It depended on the laser printer. It's funny that the poster mentioned Xerox laser printers in particular because cm looked especially bad on them: There were two competing approaches to laserprinting. One was write black where a laser was used to add charge to the parts of the drum that should be black. The other (used by Xerox and perhaps others) was write white where the whole drum was charged and the laser was used to remove charge from the parts that should be white. In either case, the pixel was a little bigger than the actual 1/300in x 1/300in square that was to be drawn so it resulted in CM coming out even more spindly on write white laser printers. Neenie Billawalla came up with a modification to the MF source code for CM to allow for increasing the darkness of the fonts as well as some other fine-tuning. (
https://tug.org/TUGboat/tb08-1/tb17billawala.pdf)
As I recall, there were occasional other issues with running MF on the CM sources at low resolutions and it was often necessary to just tell MF to continue at the error prompt to generate the font (when Tom Rokicki's dvips incorporated auto-running MF to generate missing PK files for specific resolutions, I think it ran it with a default setting of ignoring errors).
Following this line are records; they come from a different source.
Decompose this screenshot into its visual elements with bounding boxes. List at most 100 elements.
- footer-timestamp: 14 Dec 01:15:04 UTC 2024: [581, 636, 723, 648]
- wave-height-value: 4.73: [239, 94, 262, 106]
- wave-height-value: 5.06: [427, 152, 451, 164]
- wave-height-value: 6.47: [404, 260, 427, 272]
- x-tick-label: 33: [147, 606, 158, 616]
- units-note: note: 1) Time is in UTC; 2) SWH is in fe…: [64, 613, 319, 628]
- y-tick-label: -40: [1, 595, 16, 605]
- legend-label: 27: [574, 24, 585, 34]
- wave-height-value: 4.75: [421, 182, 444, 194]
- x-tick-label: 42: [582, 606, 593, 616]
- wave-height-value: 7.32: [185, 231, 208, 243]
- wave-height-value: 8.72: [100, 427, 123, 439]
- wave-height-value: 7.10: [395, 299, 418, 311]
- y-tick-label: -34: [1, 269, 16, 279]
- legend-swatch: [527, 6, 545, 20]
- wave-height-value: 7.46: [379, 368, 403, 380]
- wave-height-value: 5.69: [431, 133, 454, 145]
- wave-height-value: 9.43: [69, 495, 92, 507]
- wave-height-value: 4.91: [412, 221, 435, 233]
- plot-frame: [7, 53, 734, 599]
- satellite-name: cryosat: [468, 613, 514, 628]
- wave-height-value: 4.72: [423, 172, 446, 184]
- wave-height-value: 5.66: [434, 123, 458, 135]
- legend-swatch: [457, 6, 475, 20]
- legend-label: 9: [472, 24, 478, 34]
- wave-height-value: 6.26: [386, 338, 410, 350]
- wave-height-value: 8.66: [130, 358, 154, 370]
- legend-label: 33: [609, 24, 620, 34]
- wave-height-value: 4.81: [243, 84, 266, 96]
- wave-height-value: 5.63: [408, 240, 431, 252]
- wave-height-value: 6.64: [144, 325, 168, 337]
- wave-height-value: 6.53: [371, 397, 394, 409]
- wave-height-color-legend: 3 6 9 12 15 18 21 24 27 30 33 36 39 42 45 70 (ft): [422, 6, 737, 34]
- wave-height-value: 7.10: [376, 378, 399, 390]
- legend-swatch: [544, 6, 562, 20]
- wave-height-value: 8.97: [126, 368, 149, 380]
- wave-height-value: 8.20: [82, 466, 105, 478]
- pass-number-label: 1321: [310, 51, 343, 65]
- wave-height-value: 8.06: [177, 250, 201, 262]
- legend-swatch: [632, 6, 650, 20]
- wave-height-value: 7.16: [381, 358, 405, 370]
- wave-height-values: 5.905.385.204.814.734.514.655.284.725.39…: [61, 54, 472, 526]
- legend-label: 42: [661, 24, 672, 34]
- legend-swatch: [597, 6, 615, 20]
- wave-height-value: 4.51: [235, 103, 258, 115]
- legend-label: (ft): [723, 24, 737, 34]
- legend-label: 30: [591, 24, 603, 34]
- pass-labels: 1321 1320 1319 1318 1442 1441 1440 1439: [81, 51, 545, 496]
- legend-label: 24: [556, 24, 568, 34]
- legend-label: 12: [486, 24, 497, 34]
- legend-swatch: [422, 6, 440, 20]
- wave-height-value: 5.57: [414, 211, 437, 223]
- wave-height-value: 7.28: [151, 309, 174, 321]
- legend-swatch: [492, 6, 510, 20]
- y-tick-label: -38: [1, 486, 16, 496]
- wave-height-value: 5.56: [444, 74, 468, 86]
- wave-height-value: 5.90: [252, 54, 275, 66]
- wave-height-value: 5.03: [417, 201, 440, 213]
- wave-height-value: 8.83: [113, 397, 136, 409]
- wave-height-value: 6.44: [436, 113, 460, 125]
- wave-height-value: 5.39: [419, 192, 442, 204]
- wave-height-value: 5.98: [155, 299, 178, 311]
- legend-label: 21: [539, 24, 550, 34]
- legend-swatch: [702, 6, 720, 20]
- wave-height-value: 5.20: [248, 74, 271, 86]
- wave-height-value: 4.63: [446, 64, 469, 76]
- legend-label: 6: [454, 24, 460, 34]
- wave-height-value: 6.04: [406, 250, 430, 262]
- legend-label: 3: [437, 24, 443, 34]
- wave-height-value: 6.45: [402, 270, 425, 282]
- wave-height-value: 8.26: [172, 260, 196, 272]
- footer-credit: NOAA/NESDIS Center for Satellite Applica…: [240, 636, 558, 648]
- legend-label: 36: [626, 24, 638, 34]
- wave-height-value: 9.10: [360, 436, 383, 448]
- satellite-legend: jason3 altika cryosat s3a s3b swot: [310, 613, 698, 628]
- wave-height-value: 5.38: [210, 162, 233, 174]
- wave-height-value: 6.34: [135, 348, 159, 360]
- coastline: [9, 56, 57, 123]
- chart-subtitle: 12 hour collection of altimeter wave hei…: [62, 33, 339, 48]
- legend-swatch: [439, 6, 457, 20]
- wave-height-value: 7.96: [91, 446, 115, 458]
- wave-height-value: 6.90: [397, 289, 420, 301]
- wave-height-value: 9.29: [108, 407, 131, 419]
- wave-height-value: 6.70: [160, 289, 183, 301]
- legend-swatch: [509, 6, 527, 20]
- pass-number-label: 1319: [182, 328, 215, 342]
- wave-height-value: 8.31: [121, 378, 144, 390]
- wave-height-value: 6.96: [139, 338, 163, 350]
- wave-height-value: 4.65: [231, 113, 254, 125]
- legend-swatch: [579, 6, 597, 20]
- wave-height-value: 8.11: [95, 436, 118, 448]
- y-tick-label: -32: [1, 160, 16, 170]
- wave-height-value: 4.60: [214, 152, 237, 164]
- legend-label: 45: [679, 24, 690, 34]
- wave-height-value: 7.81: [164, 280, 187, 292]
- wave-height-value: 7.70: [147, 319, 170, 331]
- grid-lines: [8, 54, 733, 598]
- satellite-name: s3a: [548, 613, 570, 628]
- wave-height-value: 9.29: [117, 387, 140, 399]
Those 1980s Xerox laser printers were real beasts. The 87xx/97xx series printers were prone to rolling over (crashing) on TeX print jobs since downloading fonts to the printer was not fully supported. The first dvi driver for the Xerox printers actually required pre-installing font sets on the printer and only certain combinations of fonts could appear in a single document. I don't think the 27xx series printers were ever capable of handling TeX output.